Tuesday, January 20, 2009

Inauguration Day, 2009: A View from Oxford

It is Inauguration Day, and I homebound with allergies, laden with sneezes and a nonstop nose. That's the bad news. The good news - - I witnessed American history at one of it's defining moments.

The faces in the crowd, smiles plumped-up with hope, all waving at the media. You realize there is so much riding on this man, his policies, and the precedent he will set into play. We can hope his presidency will set into domino motion a time of renewed personal responsibility, intellectual curiosity and innovation, and knowing we can change through sacrifice. Success will be require community effort. No one ever does it alone.

An unidentified woman popped on the screen wearing a pink bowl hat holding a handscratched sign that read, "The future is watching." Yes they were.
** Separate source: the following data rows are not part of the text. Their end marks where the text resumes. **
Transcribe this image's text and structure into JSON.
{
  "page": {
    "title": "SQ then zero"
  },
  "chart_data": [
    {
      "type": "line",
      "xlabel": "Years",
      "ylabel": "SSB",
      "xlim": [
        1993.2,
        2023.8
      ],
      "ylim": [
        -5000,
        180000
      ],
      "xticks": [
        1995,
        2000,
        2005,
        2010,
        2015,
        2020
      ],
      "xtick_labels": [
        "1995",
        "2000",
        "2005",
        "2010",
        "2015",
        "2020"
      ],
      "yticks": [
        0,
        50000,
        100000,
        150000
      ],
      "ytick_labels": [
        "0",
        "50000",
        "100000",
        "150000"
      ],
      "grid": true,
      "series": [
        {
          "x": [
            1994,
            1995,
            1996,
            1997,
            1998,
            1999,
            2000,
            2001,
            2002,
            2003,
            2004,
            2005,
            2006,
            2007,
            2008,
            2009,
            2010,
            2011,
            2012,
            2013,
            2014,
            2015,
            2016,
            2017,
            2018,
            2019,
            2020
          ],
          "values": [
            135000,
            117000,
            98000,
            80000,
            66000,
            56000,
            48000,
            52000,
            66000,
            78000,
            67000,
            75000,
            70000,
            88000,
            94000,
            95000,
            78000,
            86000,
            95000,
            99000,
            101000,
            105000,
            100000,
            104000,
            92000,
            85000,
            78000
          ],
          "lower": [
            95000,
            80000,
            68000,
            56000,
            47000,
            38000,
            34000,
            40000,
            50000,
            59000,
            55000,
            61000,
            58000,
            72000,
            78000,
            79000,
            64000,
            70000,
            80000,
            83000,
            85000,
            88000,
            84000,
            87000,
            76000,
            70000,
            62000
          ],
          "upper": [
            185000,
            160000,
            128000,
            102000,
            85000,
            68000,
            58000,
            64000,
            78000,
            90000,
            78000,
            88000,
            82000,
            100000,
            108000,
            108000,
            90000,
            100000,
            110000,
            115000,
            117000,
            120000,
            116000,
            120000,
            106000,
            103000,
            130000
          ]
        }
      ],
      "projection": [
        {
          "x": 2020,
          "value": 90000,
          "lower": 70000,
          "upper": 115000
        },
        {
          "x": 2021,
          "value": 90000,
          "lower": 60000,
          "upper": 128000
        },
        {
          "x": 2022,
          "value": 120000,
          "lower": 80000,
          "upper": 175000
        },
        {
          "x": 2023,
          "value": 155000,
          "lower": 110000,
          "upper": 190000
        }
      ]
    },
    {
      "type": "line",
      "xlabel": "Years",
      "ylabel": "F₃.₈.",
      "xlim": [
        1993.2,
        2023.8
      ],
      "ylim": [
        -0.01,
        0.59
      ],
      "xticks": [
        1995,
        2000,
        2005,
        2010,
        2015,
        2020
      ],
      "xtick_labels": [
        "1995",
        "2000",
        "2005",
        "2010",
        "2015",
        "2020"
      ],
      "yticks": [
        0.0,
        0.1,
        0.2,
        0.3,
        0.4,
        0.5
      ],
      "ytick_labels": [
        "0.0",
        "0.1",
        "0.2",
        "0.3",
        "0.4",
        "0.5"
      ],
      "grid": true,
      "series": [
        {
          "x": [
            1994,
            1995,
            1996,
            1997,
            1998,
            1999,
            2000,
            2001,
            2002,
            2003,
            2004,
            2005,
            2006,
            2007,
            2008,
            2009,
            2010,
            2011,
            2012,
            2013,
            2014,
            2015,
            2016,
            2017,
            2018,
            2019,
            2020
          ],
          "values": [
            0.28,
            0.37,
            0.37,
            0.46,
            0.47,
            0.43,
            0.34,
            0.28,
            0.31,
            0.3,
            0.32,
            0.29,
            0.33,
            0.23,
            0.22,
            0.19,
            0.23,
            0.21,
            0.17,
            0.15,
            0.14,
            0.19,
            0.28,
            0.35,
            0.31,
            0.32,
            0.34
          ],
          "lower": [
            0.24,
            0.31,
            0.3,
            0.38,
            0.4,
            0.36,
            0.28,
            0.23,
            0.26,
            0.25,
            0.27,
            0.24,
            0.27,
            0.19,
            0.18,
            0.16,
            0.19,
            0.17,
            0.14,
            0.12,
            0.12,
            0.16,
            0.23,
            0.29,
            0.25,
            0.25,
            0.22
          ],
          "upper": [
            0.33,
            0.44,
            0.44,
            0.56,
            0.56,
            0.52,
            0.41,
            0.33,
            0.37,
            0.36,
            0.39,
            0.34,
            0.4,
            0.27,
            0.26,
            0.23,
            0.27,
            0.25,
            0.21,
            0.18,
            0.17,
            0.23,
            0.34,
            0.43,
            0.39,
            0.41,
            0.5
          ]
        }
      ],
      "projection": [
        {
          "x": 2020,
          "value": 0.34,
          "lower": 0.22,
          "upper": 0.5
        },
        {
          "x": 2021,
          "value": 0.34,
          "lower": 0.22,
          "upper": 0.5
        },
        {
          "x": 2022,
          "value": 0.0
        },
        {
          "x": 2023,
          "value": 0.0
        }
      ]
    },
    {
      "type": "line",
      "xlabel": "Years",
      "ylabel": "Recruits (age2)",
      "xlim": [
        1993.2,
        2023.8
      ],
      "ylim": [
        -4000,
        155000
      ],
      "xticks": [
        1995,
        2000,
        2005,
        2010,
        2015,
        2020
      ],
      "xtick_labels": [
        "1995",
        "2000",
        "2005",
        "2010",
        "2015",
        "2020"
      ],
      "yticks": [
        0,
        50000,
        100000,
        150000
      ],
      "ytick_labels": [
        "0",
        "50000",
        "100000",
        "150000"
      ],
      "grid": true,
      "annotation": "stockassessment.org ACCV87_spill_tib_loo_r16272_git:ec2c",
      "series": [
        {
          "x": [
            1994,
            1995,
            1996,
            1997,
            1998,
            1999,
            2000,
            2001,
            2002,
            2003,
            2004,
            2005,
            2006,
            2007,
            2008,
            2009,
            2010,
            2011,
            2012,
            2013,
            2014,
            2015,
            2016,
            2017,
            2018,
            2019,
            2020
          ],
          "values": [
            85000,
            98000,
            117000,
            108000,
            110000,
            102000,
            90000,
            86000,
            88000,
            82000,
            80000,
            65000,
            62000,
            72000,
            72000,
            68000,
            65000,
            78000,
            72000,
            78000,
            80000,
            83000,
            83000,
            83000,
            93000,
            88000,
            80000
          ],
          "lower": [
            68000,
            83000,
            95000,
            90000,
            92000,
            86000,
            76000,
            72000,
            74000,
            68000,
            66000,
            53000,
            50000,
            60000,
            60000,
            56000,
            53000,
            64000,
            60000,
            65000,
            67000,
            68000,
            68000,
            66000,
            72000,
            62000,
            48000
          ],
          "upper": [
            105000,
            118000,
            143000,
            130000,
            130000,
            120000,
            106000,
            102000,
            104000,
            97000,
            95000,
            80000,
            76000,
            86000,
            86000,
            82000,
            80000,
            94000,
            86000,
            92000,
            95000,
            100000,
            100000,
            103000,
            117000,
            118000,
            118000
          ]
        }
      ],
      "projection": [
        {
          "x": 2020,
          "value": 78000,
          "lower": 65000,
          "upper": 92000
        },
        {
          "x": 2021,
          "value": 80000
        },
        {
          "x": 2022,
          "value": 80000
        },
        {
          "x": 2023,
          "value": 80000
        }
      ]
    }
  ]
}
With all that said, I have memories scanning President Kennedy speeches and funeral, the MLK assassination, the first moon walk (and it wasn't Michael Jackson), and the first live satellite concert when Elvis rocked his pelvis from Hawaii. Yet I cannot recall a benchmark time when so many were on the same page - - When so many took breath of the same thread of history and commonality, strung together by patriotism and the wow of technology. Surely this was a capstone of American history.

May tomorrow find us with equal enthusiasm and lungs still full of fresh air - - committed to all that was celebrated today.